Deep budgetary cuts will hurt domestic economy
The sudden scrapping of N$5.5 billion off the Namibian economic and administrative environment just like that in an active financial year is just too much for the nation to bear. This very sad national development was significantly caused by the downgrading of the national economic outlook from stable to negative by Fitch Ratings agency.
Anything else to the contrary is simply not true as the government already knew that its debt is increasing beyond its self-imposed limit. These deep budgetary cuts as announced by Minister of Finance Calle Schlettwein are historically unprecedented, highly ill-advised and socially inconsiderate for a nation that is currently faced with so many problems and challenges.
Namibia, as an ambitious developing nation that aims to eradicate all forms of poverty through prosperity for all cannot at this juncture afford to disengage the local business community at any cost. What was needed is perhaps a partial budgetary cut of just N$2 billion and not a deep cut of N$5.5 billion that will without doubt send many businesses to the jungle of hopelessness and destitution.
With that said, government knows very well the precarious state of the domestic economy, the difficult living conditions and the challenges facing the majority of the people, but nevertheless over the years went ahead to spend the nation’s scarce financial resources on projects that did not necessarily add value to the socio-economic fibre and development of the country.
These scarce funds were further mostly spent on Chinese construction companies and other foreign businesses without any due consideration to the short- to medium-term negative financial impact on the country.
In that regard, scarce billion dollar funds that could have significantly circulated domestically to transform or drive the nation’s socio-economic development programmes were instead shipped out of the country by these foreign business entities to the now detrimental state of the domestic economy.
In addition to the above, there are plans to fund projects, such as a new parliament for politicians at an astronomical cost of N$2.7 billion, a new office for the Prime Minister at estimated cost of N$1 billion and on the international airport at N$7 billion, to mention just a few.
That is already N$10 billion that could have gone to projects that are relative to our socio-economic problems and challengesl. The extreme fundamental problem in Namibia is hence not the amount of scarce funds that are available to be spent, but how those specific funds are actually spent and their relative importance to the domestic social cohesion and economic stability of the country.
With that said, the general reasons provided by the minister of finance to justify these supposed unforeseen circumstances do not convince me. For instance, where were some of those same reasons at the beginning of the government’s financial year that could have led to a more realistic budget presentation and execution for the year 2016/17?
The international oil price decreasing over the years and its subsequent impact on neighbouring Angola and on the oil dependent nations were already known; the depressing price of certain minerals, such as uranium, copper and others are widely available to make an informed economic decision; the declining SACU revenue and the approximate time when they will recover should by now be anticipated.
It is, therefore, my honest opinion that there is actually more to these deep cuts than meets the eye and as such, the economic state of the nation is sadly not sound, not stable and certainly not healthy at all. These deep financial cuts will definitely have tremendous negative socio-economic consequences for the domestic economy.

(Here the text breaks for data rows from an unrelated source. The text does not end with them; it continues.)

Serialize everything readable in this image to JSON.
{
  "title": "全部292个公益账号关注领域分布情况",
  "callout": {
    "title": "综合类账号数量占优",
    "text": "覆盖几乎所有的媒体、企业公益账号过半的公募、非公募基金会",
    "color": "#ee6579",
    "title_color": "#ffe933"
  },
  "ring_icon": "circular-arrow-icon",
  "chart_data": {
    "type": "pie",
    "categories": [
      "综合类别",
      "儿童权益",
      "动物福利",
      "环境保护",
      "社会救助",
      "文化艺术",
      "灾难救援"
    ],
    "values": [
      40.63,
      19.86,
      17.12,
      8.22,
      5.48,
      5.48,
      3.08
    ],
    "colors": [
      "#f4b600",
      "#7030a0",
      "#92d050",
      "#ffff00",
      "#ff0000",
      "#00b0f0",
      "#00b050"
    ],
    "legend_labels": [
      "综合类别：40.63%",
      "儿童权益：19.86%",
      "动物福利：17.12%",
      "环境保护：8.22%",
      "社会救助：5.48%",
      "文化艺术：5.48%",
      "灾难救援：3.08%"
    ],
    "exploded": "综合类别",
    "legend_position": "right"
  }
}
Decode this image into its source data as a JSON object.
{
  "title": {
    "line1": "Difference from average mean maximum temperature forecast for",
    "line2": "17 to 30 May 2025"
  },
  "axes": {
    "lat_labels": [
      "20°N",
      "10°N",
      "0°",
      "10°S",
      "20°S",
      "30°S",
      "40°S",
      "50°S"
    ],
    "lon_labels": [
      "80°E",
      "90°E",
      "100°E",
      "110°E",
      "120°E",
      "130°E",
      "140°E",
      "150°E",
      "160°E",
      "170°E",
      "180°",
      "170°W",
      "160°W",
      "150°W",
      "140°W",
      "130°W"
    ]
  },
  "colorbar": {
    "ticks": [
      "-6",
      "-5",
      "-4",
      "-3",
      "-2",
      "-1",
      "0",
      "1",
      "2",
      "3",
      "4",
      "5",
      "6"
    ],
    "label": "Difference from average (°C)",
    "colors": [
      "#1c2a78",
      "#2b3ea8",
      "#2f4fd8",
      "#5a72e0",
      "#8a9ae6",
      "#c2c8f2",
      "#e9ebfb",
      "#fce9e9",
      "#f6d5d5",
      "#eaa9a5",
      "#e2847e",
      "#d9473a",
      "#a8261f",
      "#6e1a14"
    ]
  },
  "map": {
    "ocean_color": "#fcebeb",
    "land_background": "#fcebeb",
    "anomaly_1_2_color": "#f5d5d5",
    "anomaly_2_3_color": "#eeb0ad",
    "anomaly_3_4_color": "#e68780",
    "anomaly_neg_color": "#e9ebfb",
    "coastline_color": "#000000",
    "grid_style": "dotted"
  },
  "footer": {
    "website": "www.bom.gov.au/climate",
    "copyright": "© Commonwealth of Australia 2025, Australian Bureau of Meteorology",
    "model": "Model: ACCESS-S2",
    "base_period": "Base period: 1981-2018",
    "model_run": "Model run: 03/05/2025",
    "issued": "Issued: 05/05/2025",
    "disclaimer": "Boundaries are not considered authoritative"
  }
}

On a very serious and immediate note, the Namibian government is historically and realistically the biggest procurer of various goods and services from so many current and aspiring business entities due to the disproportionate lack of support from the white-dominated private sector.
The sad scrapping of N$2.8 billion and N$2.7 billion from the operational and development budgets, respectively, will definitely affect the operational and going concern base of many businesses to such an extent that they will be forced to retrench their workers and subsequently close down.